Natürlich vorkommendes Kalium ist ein Isotopengemisch welches unter anderem den ß-Strahler 40K enthält.Dieses tritt zu 0,012% auf und ist für die messbare Radioaktivität von Kalium und seinen Verbindungen verantwortlich.
In folgendem Versuch wird die unterschiedliche Radioaktivität von Kaliumchlorid,Kaliumpermanganat und Kaliumcarbonat gezeigt.
Da Kalium in der Natur überall vorkommt und auch im menschlichen Körper vorhanden ist müssen keine besonderen Sicherheitsvorkehrungen bezüglich der Strahlung getroffen werden.Die natürliche Strahlenbelastung wird zu ca. 10% von 40Kalium verursacht.
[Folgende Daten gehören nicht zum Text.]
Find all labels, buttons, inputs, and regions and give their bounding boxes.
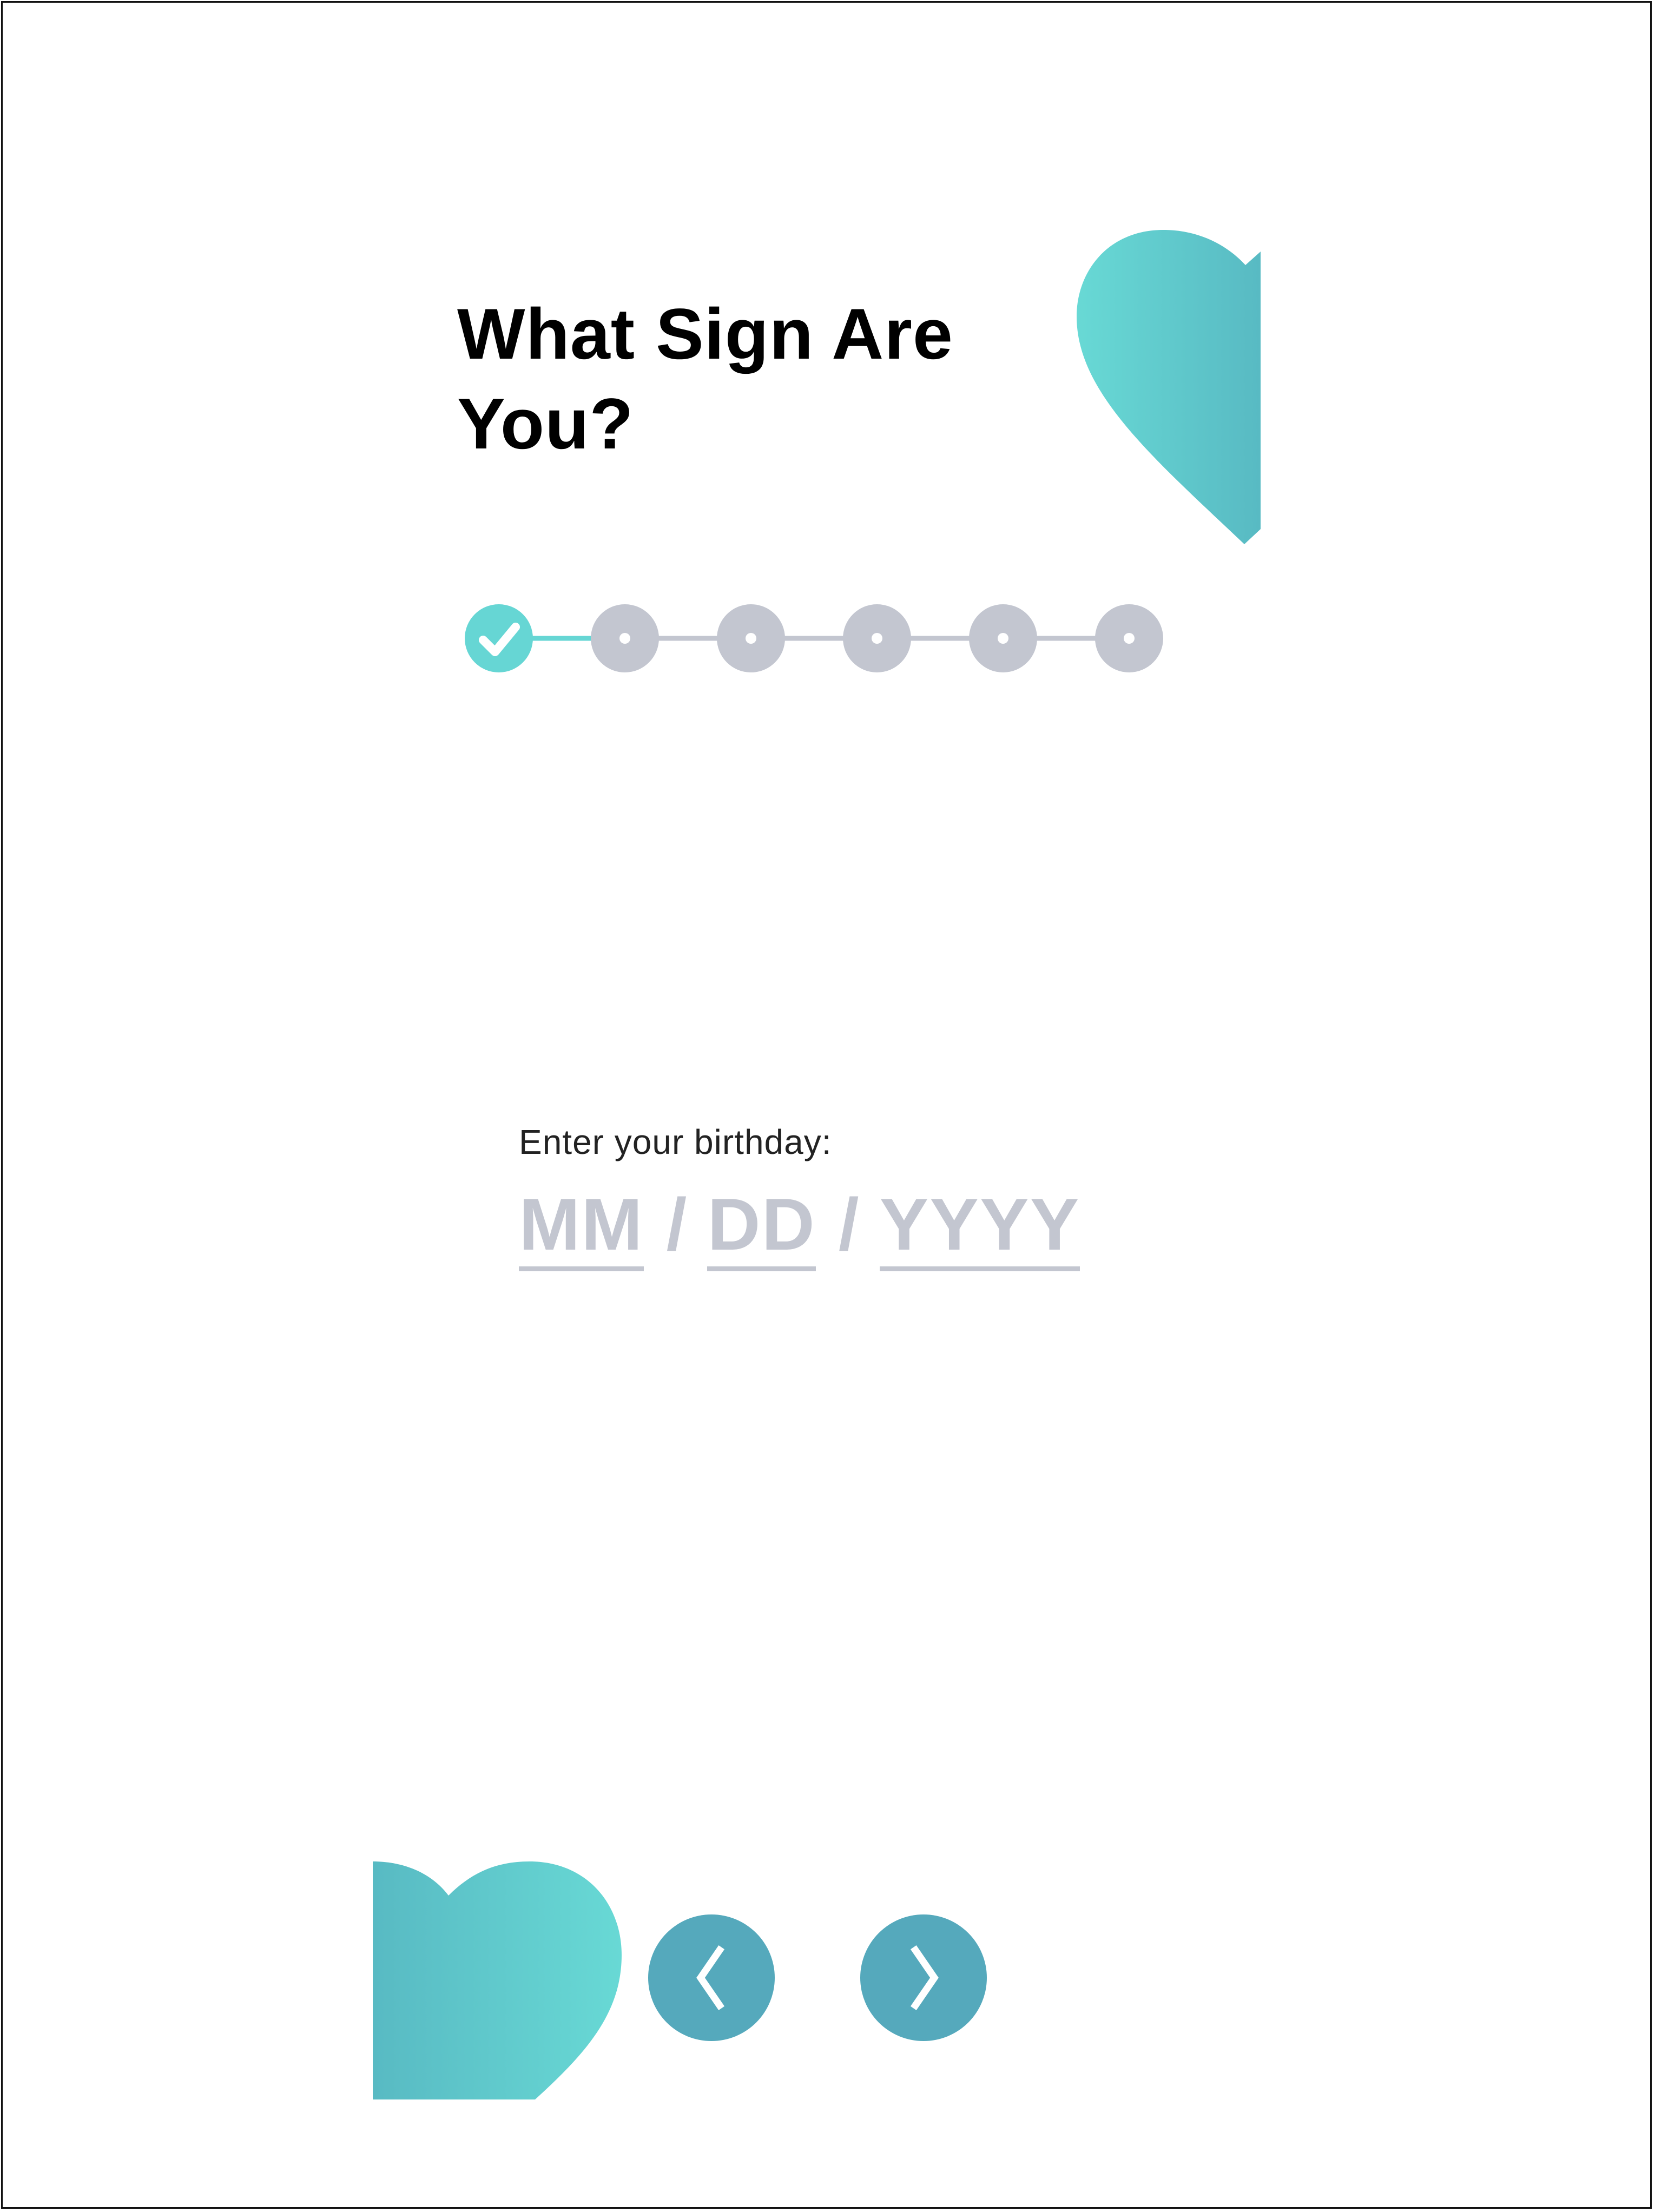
chevron-left-icon: [696, 1945, 725, 2011]
app-screen: What Sign Are You? Enter your birthday: …: [1, 1, 1652, 2209]
progress-stepper: [465, 604, 1163, 672]
step-2: [591, 604, 659, 672]
year-field[interactable]: YYYY: [879, 1182, 1080, 1271]
page-title: What Sign Are You?: [457, 289, 1052, 469]
step-4: [843, 604, 911, 672]
date-separator: /: [838, 1183, 859, 1265]
title-line-2: You?: [457, 384, 634, 464]
month-field[interactable]: MM: [519, 1182, 644, 1271]
chevron-right-icon: [910, 1945, 939, 2011]
previous-button[interactable]: [648, 1914, 775, 2041]
birthday-input-group: MM / DD / YYYY: [519, 1182, 1080, 1274]
title-line-1: What Sign Are: [457, 294, 953, 374]
step-6: [1095, 604, 1163, 672]
step-5: [969, 604, 1037, 672]
day-field[interactable]: DD: [707, 1182, 816, 1271]
heart-decoration-bottom: [373, 1861, 622, 2099]
heart-decoration-top: [1077, 230, 1261, 544]
next-button[interactable]: [860, 1914, 987, 2041]
step-1-completed: [465, 604, 533, 672]
date-separator: /: [666, 1183, 687, 1265]
step-3: [717, 604, 785, 672]
birthday-label: Enter your birthday:: [519, 1122, 832, 1161]
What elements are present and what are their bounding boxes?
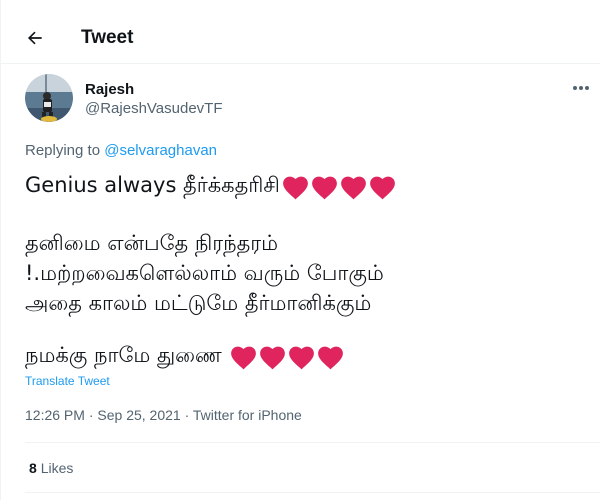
red-heart-icon	[318, 346, 344, 369]
tweet-text-line-4: அதை காலம் மட்டுமே தீர்மானிக்கும்	[25, 291, 372, 315]
tweet-page: Tweet Rajesh @RajeshVasudevTF Replying t…	[0, 0, 600, 500]
avatar[interactable]	[25, 74, 73, 122]
red-heart-icon	[282, 176, 308, 199]
tweet-meta: 12:26 PM · Sep 25, 2021 · Twitter for iP…	[25, 406, 302, 424]
red-heart-icon	[369, 176, 395, 199]
tweet-text-line-2: தனிமை என்பதே நிரந்தரம்	[25, 231, 279, 255]
divider	[25, 442, 600, 443]
author-name[interactable]: Rajesh	[85, 81, 134, 99]
likes-label: Likes	[40, 460, 74, 476]
replying-to-label: Replying to	[25, 142, 105, 159]
red-heart-icon	[289, 346, 315, 369]
tweet-line-1-text: Genius always தீர்க்கதரிசி	[25, 173, 280, 197]
tweet-line-5-text: நமக்கு நாமே துணை	[25, 343, 222, 367]
red-heart-icon	[340, 176, 366, 199]
red-heart-icon	[231, 346, 257, 369]
reply-mention-link[interactable]: @selvaraghavan	[104, 142, 217, 159]
arrow-left-icon	[27, 31, 42, 45]
likes-count: 8	[29, 460, 37, 476]
heart-emoji-group	[230, 341, 346, 371]
tweet-source[interactable]: Twitter for iPhone	[193, 407, 302, 423]
meta-separator: ·	[84, 407, 98, 423]
tweet-text-line-3: !.மற்றவைகளெல்லாம் வரும் போகும்	[25, 261, 384, 285]
divider	[25, 492, 600, 493]
red-heart-icon	[311, 176, 337, 199]
meta-separator: ·	[180, 407, 193, 423]
profile-photo	[25, 74, 73, 122]
back-button[interactable]	[19, 22, 51, 54]
red-heart-icon	[260, 346, 286, 369]
tweet-text-line-1: Genius always தீர்க்கதரிசி	[25, 170, 398, 201]
more-button[interactable]	[567, 78, 595, 98]
replying-to: Replying to @selvaraghavan	[25, 142, 217, 160]
tweet-date[interactable]: Sep 25, 2021	[97, 407, 180, 423]
tweet-time[interactable]: 12:26 PM	[25, 407, 85, 423]
header-bar: Tweet	[1, 10, 600, 64]
translate-tweet-link[interactable]: Translate Tweet	[25, 373, 110, 389]
author-handle[interactable]: @RajeshVasudevTF	[85, 100, 223, 118]
heart-emoji-group	[282, 171, 398, 201]
more-horizontal-icon	[573, 86, 589, 90]
tweet-text-line-5: நமக்கு நாமே துணை	[25, 340, 346, 371]
likes-count-link[interactable]: 8 Likes	[29, 459, 73, 477]
page-title: Tweet	[81, 27, 134, 48]
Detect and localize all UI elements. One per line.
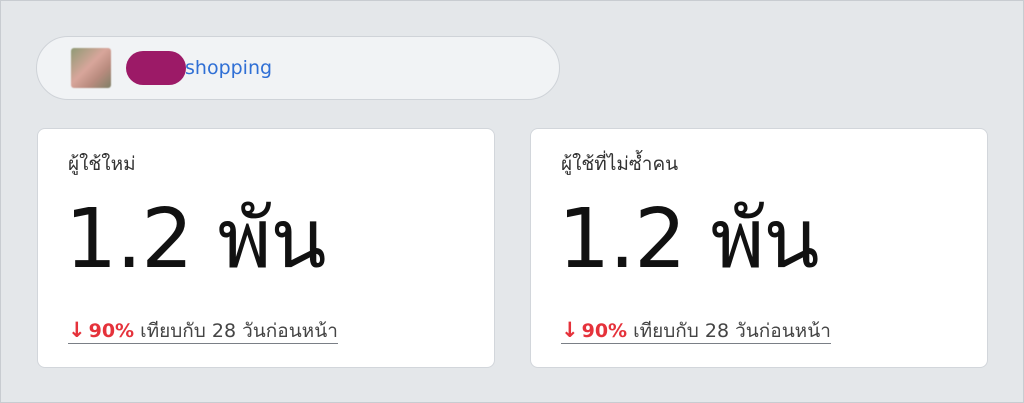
card-title: ผู้ใช้ที่ไม่ซ้ำคน [561, 153, 679, 175]
change-indicator[interactable]: ↓ 90% เทียบกับ 28 วันก่อนหน้า [68, 320, 338, 344]
change-percent: 90% [88, 320, 135, 342]
down-arrow-icon: ↓ [561, 318, 579, 342]
card-value: 1.2 พัน [558, 192, 820, 287]
page-selector-pill[interactable]: shopping [36, 36, 560, 100]
down-arrow-icon: ↓ [68, 318, 86, 342]
change-indicator[interactable]: ↓ 90% เทียบกับ 28 วันก่อนหน้า [561, 320, 831, 344]
page-name-label[interactable]: shopping [185, 58, 272, 78]
redacted-page-name [126, 51, 186, 85]
unique-users-card[interactable]: ผู้ใช้ที่ไม่ซ้ำคน 1.2 พัน ↓ 90% เทียบกับ… [530, 128, 988, 368]
change-percent: 90% [581, 320, 628, 342]
new-users-card[interactable]: ผู้ใช้ใหม่ 1.2 พัน ↓ 90% เทียบกับ 28 วัน… [37, 128, 495, 368]
card-value: 1.2 พัน [65, 192, 327, 287]
comparison-text: เทียบกับ 28 วันก่อนหน้า [140, 320, 338, 342]
page-avatar [71, 48, 111, 88]
comparison-text: เทียบกับ 28 วันก่อนหน้า [633, 320, 831, 342]
card-title: ผู้ใช้ใหม่ [68, 153, 136, 175]
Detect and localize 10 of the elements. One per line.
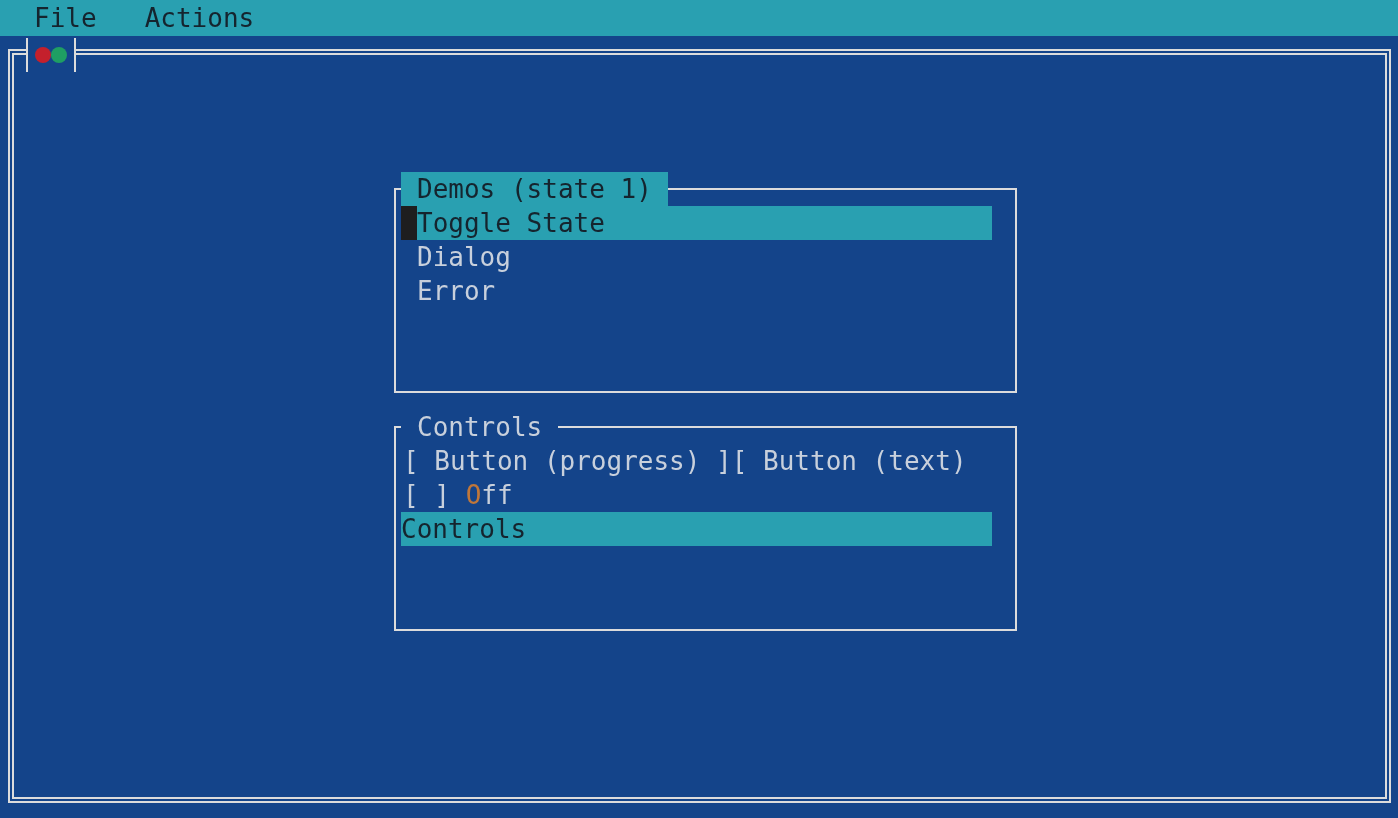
checkbox[interactable]: [ ] Off [403, 478, 513, 512]
text-button[interactable]: [ Button (progress) ] [403, 444, 732, 478]
list-item[interactable]: Toggle State [401, 206, 992, 240]
list-item[interactable]: Error [401, 274, 992, 308]
menu-item[interactable]: File [34, 1, 97, 35]
label: Controls [401, 512, 992, 546]
panel-title: Demos (state 1) [401, 172, 668, 206]
menu-item[interactable]: Actions [144, 1, 255, 35]
text-button[interactable]: [ Button (text) [731, 444, 967, 478]
list-item[interactable]: Dialog [401, 240, 992, 274]
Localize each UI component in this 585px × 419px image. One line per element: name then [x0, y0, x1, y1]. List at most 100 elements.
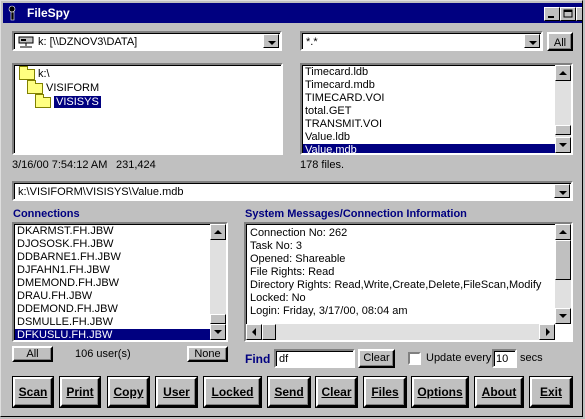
scroll-down-icon[interactable]: [210, 324, 226, 340]
connection-item[interactable]: DMEMOND.FH.JBW: [15, 277, 211, 290]
scroll-up-icon[interactable]: [555, 65, 571, 81]
update-interval-input[interactable]: 10: [492, 349, 517, 368]
about-button[interactable]: About: [475, 377, 523, 407]
file-item[interactable]: TRANSMIT.VOI: [303, 118, 555, 131]
connections-all-button[interactable]: All: [12, 346, 53, 362]
options-button[interactable]: Options: [412, 377, 468, 407]
file-listbox[interactable]: Timecard.ldb Timecard.mdb TIMECARD.VOI tota…: [300, 63, 573, 155]
minimize-button[interactable]: [544, 7, 560, 21]
file-item[interactable]: Value.mdb: [303, 144, 555, 153]
find-clear-button[interactable]: Clear: [358, 349, 395, 368]
messages-hscroll-thumb[interactable]: [262, 324, 276, 340]
locked-button[interactable]: Locked: [204, 377, 261, 407]
copy-button[interactable]: Copy: [108, 377, 149, 407]
path-combo[interactable]: k:\VISIFORM\VISISYS\Value.mdb: [12, 181, 573, 201]
update-unit: secs: [520, 352, 543, 364]
maximize-button[interactable]: [560, 7, 576, 21]
connection-item[interactable]: DSMULLE.FH.JBW: [15, 316, 211, 329]
messages-hscrollbar[interactable]: [246, 324, 555, 340]
print-button[interactable]: Print: [60, 377, 100, 407]
folder-label: VISISYS: [54, 96, 101, 108]
messages-vscrollbar[interactable]: [555, 224, 571, 324]
exit-button[interactable]: Exit: [530, 377, 572, 407]
connection-item[interactable]: DRAU.FH.JBW: [15, 290, 211, 303]
connection-item[interactable]: DJOSOSK.FH.JBW: [15, 238, 211, 251]
drive-dropdown-button[interactable]: [263, 34, 279, 48]
network-drive-icon: [18, 36, 34, 48]
user-count: 106 user(s): [75, 348, 131, 360]
copy-label: Copy: [113, 385, 144, 399]
connection-item[interactable]: DFKUSLU.FH.JBW: [15, 329, 211, 340]
scroll-up-icon[interactable]: [555, 224, 571, 240]
connections-listbox[interactable]: DKARMST.FH.JBW DJOSOSK.FH.JBW DDBARNE1.FH.…: [12, 222, 228, 342]
file-item[interactable]: Timecard.mdb: [303, 79, 555, 92]
about-label: About: [481, 385, 517, 399]
connections-scrollbar[interactable]: [210, 224, 226, 340]
connections-scroll-thumb[interactable]: [210, 314, 226, 324]
files-button[interactable]: Files: [364, 377, 406, 407]
folder-tree[interactable]: k:\ VISIFORM VISISYS: [12, 63, 283, 155]
maximize-icon: [563, 9, 573, 18]
connections-list: DKARMST.FH.JBW DJOSOSK.FH.JBW DDBARNE1.FH.…: [15, 225, 211, 340]
file-size: 231,424: [116, 159, 156, 171]
filespy-window: FileSpy k: [\\DZNOV3\DATA] *.* All k:\ VI…: [0, 0, 583, 417]
update-checkbox[interactable]: [408, 352, 421, 365]
scroll-left-icon[interactable]: [246, 324, 262, 340]
messages-heading: System Messages/Connection Information: [245, 208, 467, 220]
drive-combo[interactable]: k: [\\DZNOV3\DATA]: [12, 31, 282, 51]
file-item[interactable]: Timecard.ldb: [303, 66, 555, 79]
scroll-up-icon[interactable]: [210, 224, 226, 240]
file-filter-dropdown-button[interactable]: [524, 34, 540, 48]
user-button[interactable]: User: [156, 377, 197, 407]
connections-heading: Connections: [13, 208, 80, 220]
window-title: FileSpy: [27, 6, 70, 20]
scroll-right-icon[interactable]: [539, 324, 555, 340]
connection-item[interactable]: DDEMOND.FH.JBW: [15, 303, 211, 316]
close-button[interactable]: [576, 7, 582, 21]
connection-item[interactable]: DJFAHN1.FH.JBW: [15, 264, 211, 277]
update-label: Update every: [426, 352, 492, 364]
connection-item[interactable]: DDBARNE1.FH.JBW: [15, 251, 211, 264]
options-label: Options: [417, 385, 463, 399]
message-line: Opened: Shareable: [250, 253, 346, 265]
print-label: Print: [66, 385, 94, 399]
find-label: Find: [245, 352, 271, 366]
files-label: Files: [371, 385, 399, 399]
clear-label: Clear: [321, 385, 352, 399]
scroll-down-icon[interactable]: [555, 137, 571, 153]
minimize-icon: [548, 16, 554, 18]
message-line: File Rights: Read: [250, 266, 335, 278]
file-item[interactable]: TIMECARD.VOI: [303, 92, 555, 105]
locked-label: Locked: [211, 385, 254, 399]
file-list-scrollbar[interactable]: [555, 65, 571, 153]
path-value: k:\VISIFORM\VISISYS\Value.mdb: [18, 186, 184, 198]
scan-button[interactable]: Scan: [13, 377, 53, 407]
drive-value: k: [\\DZNOV3\DATA]: [38, 36, 138, 48]
connections-none-button[interactable]: None: [187, 346, 228, 362]
clear-button[interactable]: Clear: [316, 377, 357, 407]
folder-item[interactable]: VISISYS: [15, 93, 281, 109]
messages-scroll-thumb[interactable]: [555, 240, 571, 280]
folder-item[interactable]: VISIFORM: [15, 79, 281, 95]
connection-item[interactable]: DKARMST.FH.JBW: [15, 225, 211, 238]
find-value: df: [279, 353, 289, 365]
folder-item[interactable]: k:\: [15, 65, 281, 81]
file-list: Timecard.ldb Timecard.mdb TIMECARD.VOI tota…: [303, 66, 555, 153]
file-item[interactable]: Value.ldb: [303, 131, 555, 144]
title-bar[interactable]: FileSpy: [3, 3, 582, 23]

Allerdings sollten die Sicherheitsrichtlinien für den Umgang mit den hier verwendeten Stoffen eingehalten werden.
Chemikalien: Kaliumchlorid ,Kaliumpermanganat ,Kaliumcarbonat
Geräte: Strahlenmessgerät für ß-Strahlung ,Bleiabschirmung ,Waage ,3 Glasschälchen
Man wiegt von den zu untersuchenden Substanzen jeweils 10g ein und füllt diese in kleine Glasschälchen.
Auf dem Foto sind die bereits eingewogenen Kaliumsalze sowie die Bleiabschirmung und das Strahlenmessgerät zu sehen.Es handelt sich bei diesem um einen Oberflächensperrschichtdetektor vom Typ RAM II der ehemaligen NVA.Theoretisch sind mit diesem Sensortyp sogar Isotopenbestimmungen möglich was bei dem abgebildeten Gerät allerdings umfangreichere Modifikationen erfordern würde.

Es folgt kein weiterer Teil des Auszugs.